Time Partners was founded on the principle of independence and long-term thinking. We have always believed in, and championed, the right of business to have a seat at the table. But this seat is contingent. That contingency is a question, not of social domain, but perspective. We argue that the true dividing line we must draw is not self-interested capitalist entities vs. socially-minded governments. It is between short-term thinkers (whether from business, politics or civil society) and long-term thinkers. The short-term thinkers, swayed by bad systems, selfish incentives and human bias, will almost always act with self-interest.
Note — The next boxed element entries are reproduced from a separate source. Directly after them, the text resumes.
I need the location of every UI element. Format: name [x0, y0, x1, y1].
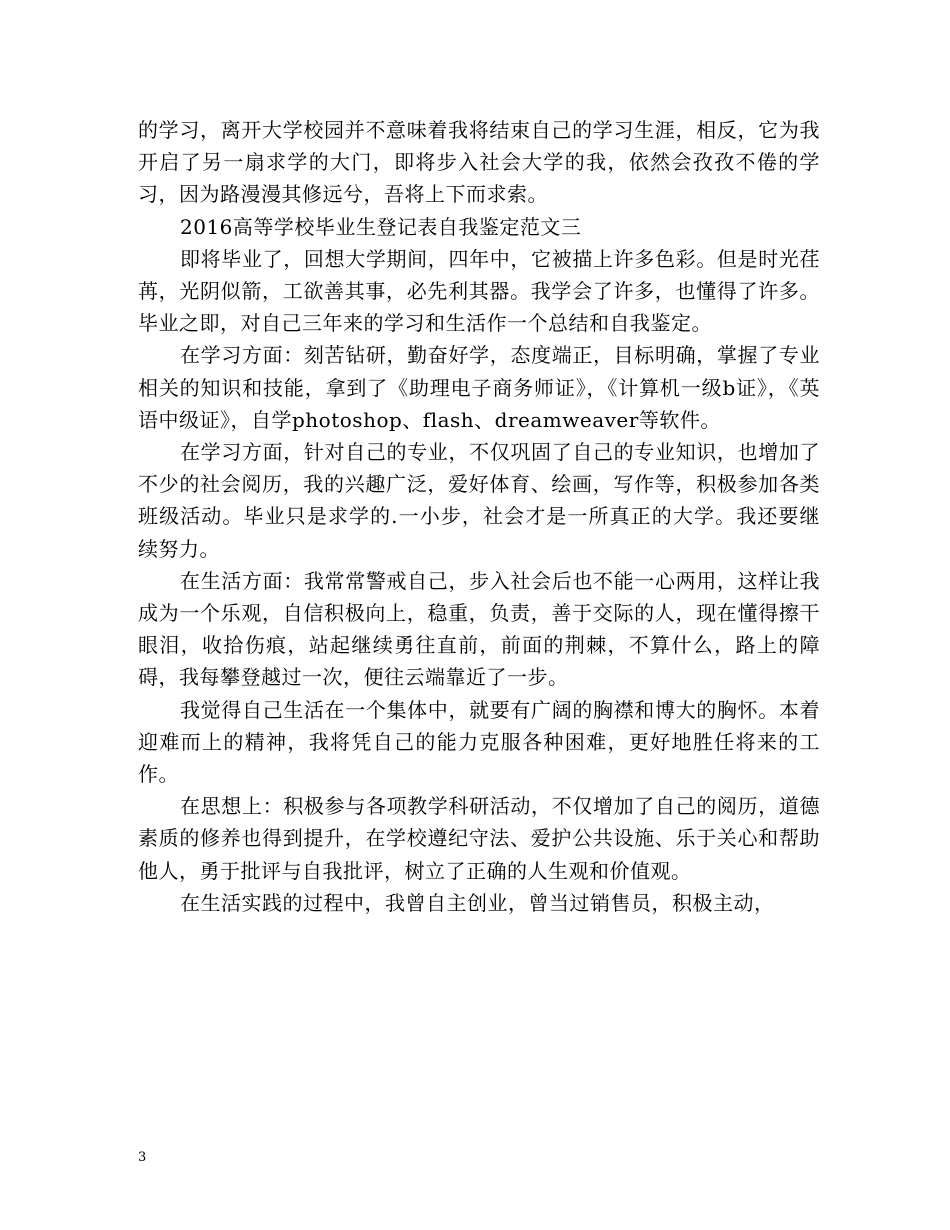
document-body — [138, 114, 820, 919]
page-number: 3 — [138, 1150, 147, 1165]
paragraph-practice: 在生活实践的过程中，我曾自主创业，曾当过销售员，积极主动， — [180, 890, 775, 915]
paragraph-thought: 在思想上：积极参与各项教学科研活动，不仅增加了自己的阅历，道德素质的修养也得到提升，在学校遵纪守法、爱护公共设施、乐于关心和帮助他人，勇于批评与自我批评，树立了正确的人生观和价值观。 — [138, 794, 820, 883]
paragraph-life: 在生活方面：我常常警戒自己，步入社会后也不能一心两用，这样让我成为一个乐观，自信积极向上，稳重，负责，善于交际的人，现在懂得擦干眼泪，收拾伤痕，站起继续勇往直前，前面的荆棘，不算什么，路上的障碍，我每攀登越过一次，便往云端靠近了一步。 — [138, 568, 820, 690]
paragraph-study: 在学习方面：刻苦钻研，勤奋好学，态度端正，目标明确，掌握了专业相关的知识和技能，拿到了《助理电子商务师证》，《计算机一级b证》，《英语中级证》，自学photoshop、flash、dreamweaver等软件。 — [138, 343, 820, 432]
section-heading: 2016高等学校毕业生登记表自我鉴定范文三 — [180, 214, 582, 239]
paragraph-intro: 即将毕业了，回想大学期间，四年中，它被描上许多色彩。但是时光荏苒，光阴似箭，工欲善其事，必先利其器。我学会了许多，也懂得了许多。毕业之即，对自己三年来的学习和生活作一个总结和自我鉴定。 — [138, 246, 820, 336]
paragraph-continuation: 的学习，离开大学校园并不意味着我将结束自己的学习生涯，相反，它为我开启了另一扇求学的大门，即将步入社会大学的我，依然会孜孜不倦的学习，因为路漫漫其修远兮，吾将上下而求索。 — [138, 118, 820, 207]
paragraph-study-2: 在学习方面，针对自己的专业，不仅巩固了自己的专业知识，也增加了不少的社会阅历，我的兴趣广泛，爱好体育、绘画，写作等，积极参加各类班级活动。毕业只是求学的.一小步，社会才是一所真正的大学。我还要继续努力。 — [138, 440, 820, 561]
paragraph-collective: 我觉得自己生活在一个集体中，就要有广阔的胸襟和博大的胸怀。本着迎难而上的精神，我将凭自己的能力克服各种困难，更好地胜任将来的工作。 — [138, 697, 820, 787]
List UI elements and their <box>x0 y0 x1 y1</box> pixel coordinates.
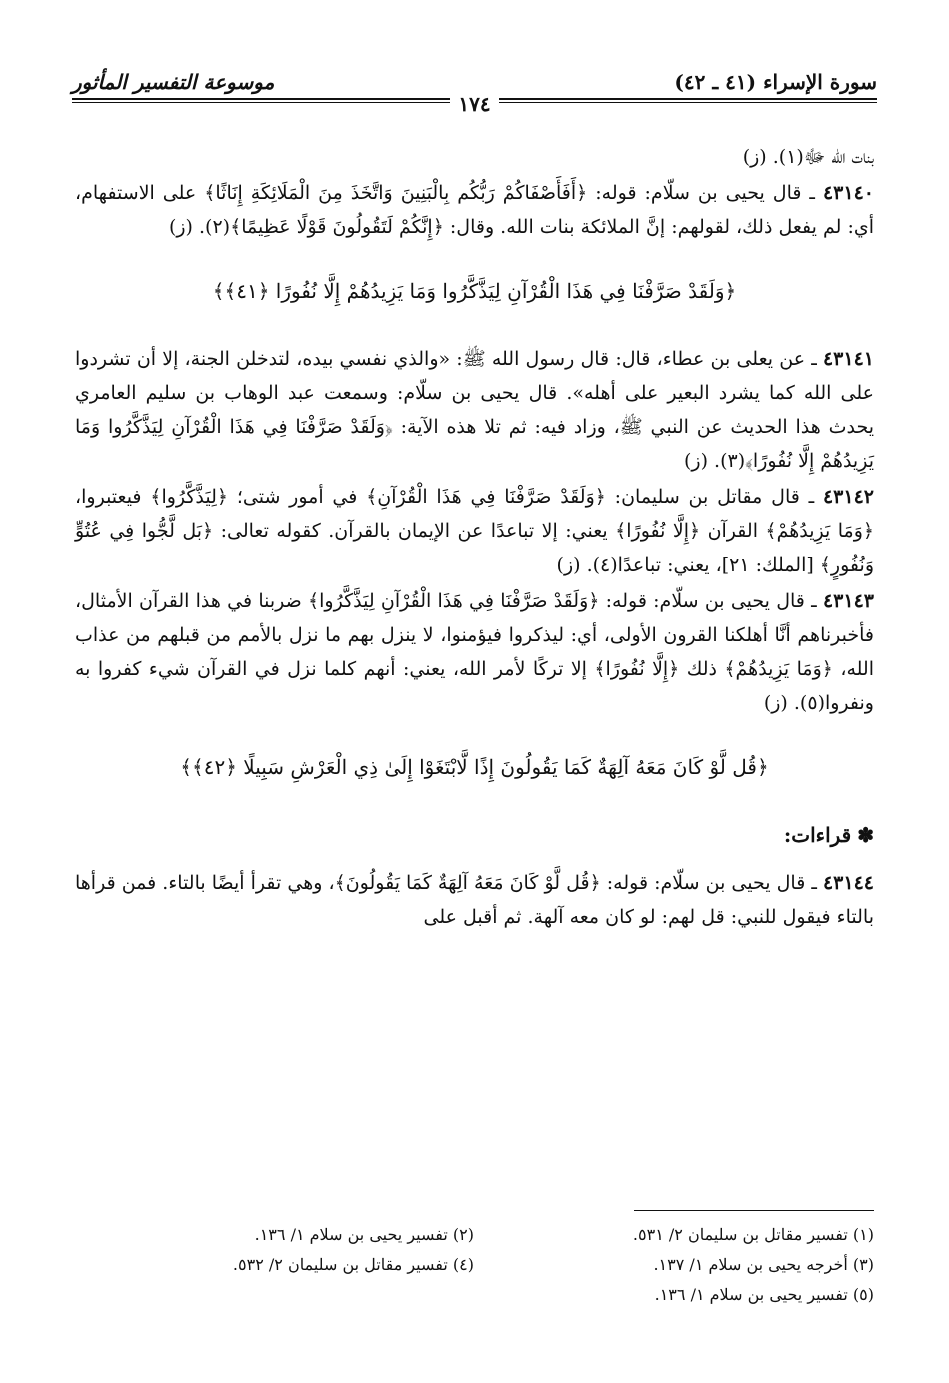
athar-text: ـ قال يحيى بن سلّام: قوله: ﴿قُل لَّوْ كَانَ مَعَهُ آلِهَةٌ كَمَا يَقُولُونَ﴾، وهي تقرأ أيضًا بالتاء. فمن قرأها بالتاء فيقول للنبي: قل لهم: لو كان معه آلهة. ثم أقبل على <box>75 872 874 928</box>
page-number-wrap <box>72 92 877 116</box>
quran-verse-41: ﴿وَلَقَدْ صَرَّفْنَا فِي هَذَا الْقُرْآنِ لِيَذَّكَّرُوا وَمَا يَزِيدُهُمْ إِلَّا نُفُورًا ﴿٤١﴾﴾ <box>212 279 737 303</box>
athar-number: ٤٣١٤٤ <box>822 872 874 894</box>
surah-title: سورة الإسراء (٤١ ـ ٤٢) <box>674 70 877 94</box>
book-title: موسوعة التفسير المأثور <box>72 70 275 94</box>
footnote-5: (٥) تفسير يحيى بن سلام ١/ ١٣٦. <box>654 1285 874 1304</box>
athar-43144 <box>75 866 874 934</box>
athar-43143 <box>75 584 874 720</box>
athar-43141 <box>75 342 874 478</box>
footnote-2: (٢) تفسير يحيى بن سلام ١/ ١٣٦. <box>254 1225 474 1244</box>
footnote-separator <box>634 1210 874 1211</box>
athar-text: ـ عن يعلى بن عطاء، قال: قال رسول الله ﷺ: «والذي نفسي بيده، لتدخلن الجنة، إلا أن تشردوا على الله كما يشرد البعير على أهله». قال يحيى بن سلّام: وسمعت عبد الوهاب بن سليم العامري يحدث هذا الحديث عن النبي ﷺ، وزاد فيه: ثم تلا هذه الآية: ﴿وَلَقَدْ صَرَّفْنَا فِي هَذَا الْقُرْآنِ لِيَذَّكَّرُوا وَمَا يَزِيدُهُمْ إِلَّا نُفُورًا﴾(٣). (ز) <box>75 348 874 472</box>
page-number: ١٧٤ <box>450 92 498 116</box>
flower-icon: ✽ <box>857 823 874 847</box>
athar-number: ٤٣١٤٣ <box>822 590 874 612</box>
section-heading <box>75 818 874 852</box>
athar-text: ـ قال مقاتل بن سليمان: ﴿وَلَقَدْ صَرَّفْنَا فِي هَذَا الْقُرْآنِ﴾ في أمور شتى؛ ﴿لِيَذَّكَّرُوا﴾ فيعتبروا، ﴿وَمَا يَزِيدُهُمْ﴾ القرآن ﴿إِلَّا نُفُورًا﴾ يعني: إلا تباعدًا عن الإيمان بالقرآن. كقوله تعالى: ﴿بَل لَّجُّوا فِي عُتُوٍّ وَنُفُورٍ﴾ [الملك: ٢١]، يعني: تباعدًا(٤). (ز) <box>75 486 874 576</box>
athar-text: ـ قال يحيى بن سلّام: قوله: ﴿أَفَأَصْفَاكُمْ رَبُّكُم بِالْبَنِينَ وَاتَّخَذَ مِنَ الْمَلَائِكَةِ إِنَاثًا﴾ على الاستفهام، أي: لم يفعل ذلك، لقولهم: إنَّ الملائكة بنات الله. وقال: ﴿إِنَّكُمْ لَتَقُولُونَ قَوْلًا عَظِيمًا﴾(٢). (ز) <box>75 182 874 238</box>
footnotes <box>75 1220 874 1320</box>
paragraph-continuation <box>75 140 874 174</box>
footnote-1: (١) تفسير مقاتل بن سليمان ٢/ ٥٣١. <box>632 1225 874 1244</box>
athar-number: ٤٣١٤٠ <box>822 182 874 204</box>
main-text <box>75 140 874 936</box>
section-title: قراءات: <box>783 823 852 847</box>
quran-verse-42: ﴿قُل لَّوْ كَانَ مَعَهُ آلِهَةٌ كَمَا يَقُولُونَ إِذًا لَّابْتَغَوْا إِلَىٰ ذِي الْعَرْشِ سَبِيلًا ﴿٤٢﴾﴾ <box>180 755 769 779</box>
athar-43140 <box>75 176 874 244</box>
footnote-3: (٣) أخرجه يحيى بن سلام ١/ ١٣٧. <box>653 1255 874 1274</box>
athar-number: ٤٣١٤٢ <box>822 486 874 508</box>
athar-43142 <box>75 480 874 582</box>
footnote-4: (٤) تفسير مقاتل بن سليمان ٢/ ٥٣٢. <box>232 1255 474 1274</box>
paragraph-text: بنات الله ﷻ(١). (ز) <box>742 146 874 168</box>
athar-text: ـ قال يحيى بن سلّام: قوله: ﴿وَلَقَدْ صَرَّفْنَا فِي هَذَا الْقُرْآنِ لِيَذَّكَّرُوا﴾ ضربنا في هذا القرآن الأمثال، فأخبرناهم أنَّا أهلكنا القرون الأولى، أي: ليذكروا فيؤمنوا، لا ينزل بهم ما نزل بالأمم من قبلهم من عذاب الله، ﴿وَمَا يَزِيدُهُمْ﴾ ذلك ﴿إِلَّا نُفُورًا﴾ إلا تركًا لأمر الله، يعني: أنهم كلما نزل في القرآن شيء كفروا به ونفروا(٥). (ز) <box>75 590 874 714</box>
page-header <box>72 62 877 116</box>
athar-number: ٤٣١٤١ <box>822 348 874 370</box>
The long term thinkers – taking in the great sweep of inextricably linked forces, risks and opportunities – will act in the interests of the collective. This is because, from the distant vantage, there is only one reality: mutual value creation as a form of enlightened self interest.  

 

By nature’, The Dalai Lama wrote, ‘every human being loves oneself. But by helping another, you are building your own happy future. We should be wise-selfish rather than foolish-selfish’. This, too, is the choice we face as leaders of industry: self-interest – or enlightened self interest. And it is one we must make, and declare, with urgency. Because tanks are rolling through Europe. Blood is being shed. And once again, democratic powers dither when action should be swift: delayed, not by moral uncertainty, but by the complexities and unsavoury co-dependencies of globalised systems of commerce. Russia is Europe’s main supplier of gas, nickel, palladium, and wheat, along with Ukraine. So our leaders must decide: short-term self-interest – which avoids the pain of sanctions; looks away from the lucrative flows of illicit finance; sustains the bad faith pact between business and society – or enlightened action, that uses this moment to expedite systems of transparency and structural transition. 

 

Time’s work is testament to the truth that business at its best is society’s life blood, not leach. We’re proud to be leading robust standards of governance, measurement and impact; proud to be channelling enlightened capital into the transformation of energy, food, health and education; proud to be working with emerging economies to establish private equity markets which fuel prosperity. This is the social contract we see as possible and necessary for a peaceful and prosperous world. It’s time for every enlightened business to step forward, declare their side, and accelerate this crucial work.